You know those waspish looks some women shoot at you, like you’re a week’s growth on a Petrie dish? Or from another planet?
“You’re not from around here, are you?” queried Babette the Beach Babe, baring her teeth and narrowing her eyes to complement her bare and narrow attire.
Synymyn Rousseau doesn’t fit the Southern California image, and, just between you and me, any attempt to do so would be futile.
“Nope, I’m from Back East,” she replied with a shy smile, and was favored with a knowing nod. Yep, that explains it, Babette’s flared nostrils seemed to imply.
Truth be told, Synymyn is from an as-yet undiscovered planet light years away in the Eastern sky, but she held her tongue, reckoning such information should only be disclosed on a need-to-know basis.
What stamped Synymyn incontrovertibly stand-outish?
Porcelain skin (amazingly freckle-free) belied her achievement of a certain age. “A certain age” on her planet suggested the achievement of several thousand years — an accomplishment dubbed “living,” not “aging.”
Flaming hair exploded from her scalp, rendering her (and countless hardy hairdressers) helpless in its red wake. After years of futile attempts to domesticate the turbulent tresses, she had ultimately surrendered to a Bad Hair Life.
Moving on, one noted her unstylish lack of lip rings, nose bones, and other quirky piercings. All the holes in her head were blessedly God given.
Countless men had been stopped in their tracks at first glance. Bimbo-browsing types, on the one hand, rapidly lost interest. After a surreptitious look over, an eye avert immediately ensued as her lack of Babe potential became evident.
No hip-high or fanny-cramping skirts captured the curious gaze. Having never mastered the art of hair flinging or butt swinging (her hair refused to “fling,” and bitty butts don’t swing), she also lacked the fore-and-aft cleavage revealage required to catapult her to Status: Hot. Even toe cleavage remained demurely concealed.
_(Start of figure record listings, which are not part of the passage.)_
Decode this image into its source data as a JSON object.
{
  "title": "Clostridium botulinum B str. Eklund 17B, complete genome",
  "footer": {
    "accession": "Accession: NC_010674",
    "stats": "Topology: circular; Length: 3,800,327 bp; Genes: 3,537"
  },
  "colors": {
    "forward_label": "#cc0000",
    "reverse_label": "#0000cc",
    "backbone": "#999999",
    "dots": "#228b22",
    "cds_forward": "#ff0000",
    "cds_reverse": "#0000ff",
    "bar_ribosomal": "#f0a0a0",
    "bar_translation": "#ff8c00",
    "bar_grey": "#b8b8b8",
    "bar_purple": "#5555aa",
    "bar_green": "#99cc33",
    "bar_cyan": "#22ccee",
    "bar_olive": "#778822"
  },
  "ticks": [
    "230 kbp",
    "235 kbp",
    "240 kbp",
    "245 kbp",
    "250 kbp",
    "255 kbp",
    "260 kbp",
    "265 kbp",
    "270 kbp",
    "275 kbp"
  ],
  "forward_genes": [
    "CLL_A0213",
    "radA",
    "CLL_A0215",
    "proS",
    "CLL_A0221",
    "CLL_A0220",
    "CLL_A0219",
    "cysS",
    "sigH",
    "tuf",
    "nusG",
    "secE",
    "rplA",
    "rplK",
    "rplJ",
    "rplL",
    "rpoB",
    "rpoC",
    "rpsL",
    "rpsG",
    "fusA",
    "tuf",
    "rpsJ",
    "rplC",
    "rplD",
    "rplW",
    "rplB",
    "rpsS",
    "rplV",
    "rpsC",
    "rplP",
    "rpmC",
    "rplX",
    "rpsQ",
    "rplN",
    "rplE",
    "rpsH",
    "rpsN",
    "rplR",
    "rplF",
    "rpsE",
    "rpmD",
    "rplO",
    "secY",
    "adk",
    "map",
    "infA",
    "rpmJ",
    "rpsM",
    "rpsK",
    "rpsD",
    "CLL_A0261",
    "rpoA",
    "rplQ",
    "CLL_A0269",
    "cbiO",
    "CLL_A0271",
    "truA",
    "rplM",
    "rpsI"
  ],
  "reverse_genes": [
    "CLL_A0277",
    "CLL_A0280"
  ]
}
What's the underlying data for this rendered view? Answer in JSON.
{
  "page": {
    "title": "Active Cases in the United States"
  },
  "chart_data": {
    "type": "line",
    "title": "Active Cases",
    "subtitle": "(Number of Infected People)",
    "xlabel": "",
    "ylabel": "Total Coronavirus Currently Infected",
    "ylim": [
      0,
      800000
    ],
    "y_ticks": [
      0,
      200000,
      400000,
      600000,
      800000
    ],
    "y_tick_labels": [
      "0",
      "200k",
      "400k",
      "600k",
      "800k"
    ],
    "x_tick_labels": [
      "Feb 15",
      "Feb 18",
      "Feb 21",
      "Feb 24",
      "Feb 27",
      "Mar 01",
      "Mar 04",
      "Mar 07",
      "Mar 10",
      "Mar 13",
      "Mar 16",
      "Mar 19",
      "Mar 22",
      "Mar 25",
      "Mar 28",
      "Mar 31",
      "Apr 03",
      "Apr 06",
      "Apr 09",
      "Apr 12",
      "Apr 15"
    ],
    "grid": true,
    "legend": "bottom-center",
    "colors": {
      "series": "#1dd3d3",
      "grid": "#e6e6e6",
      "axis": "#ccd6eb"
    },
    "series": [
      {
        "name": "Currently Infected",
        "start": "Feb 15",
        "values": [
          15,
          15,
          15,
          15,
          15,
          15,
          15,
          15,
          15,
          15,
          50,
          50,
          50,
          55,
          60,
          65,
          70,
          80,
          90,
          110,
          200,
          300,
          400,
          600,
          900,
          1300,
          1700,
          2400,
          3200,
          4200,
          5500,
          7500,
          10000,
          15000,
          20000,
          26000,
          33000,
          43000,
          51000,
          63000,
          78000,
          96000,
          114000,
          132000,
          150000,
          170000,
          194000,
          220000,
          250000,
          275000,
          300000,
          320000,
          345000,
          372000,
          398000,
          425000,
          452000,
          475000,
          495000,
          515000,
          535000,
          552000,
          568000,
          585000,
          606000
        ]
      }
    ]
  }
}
On the other hand, Synymyn left the more timid of the male species cowering, intimidated by the paradox of her diminutive size yet larger-than-life “presence.” The Wit That Bit had earned her a reputation, becameher trademark. Confident and self-contained, she was nobody’s fool, and it showed.
On rare occasions, her fragile appearance caused her to be mistaken for bully bait. Cobra-like, her sharp-edged wit bit to the quick of any player wanna-be foolish enough to attempt a reel in.
“Don’t you ever smile?” flirtatiously queried one hopeful contender.
Her ego-crushing response? “Once, but you missed it.”
Enter an unorthodox name, even by Back East standards. Mom and Dad were first-time parents basking in “This Magic Moment” of her birth. Besotted by her baby beauty and after one look at her fuzzy orange scalp, they took leave of their senses and labeled her a spice.
As if unloading this burdensome epithet weren’t enough, they decided it would be more clever still to give that handle a twist: how about a spelling no one could remember, consisting of 7-for-7 consonants?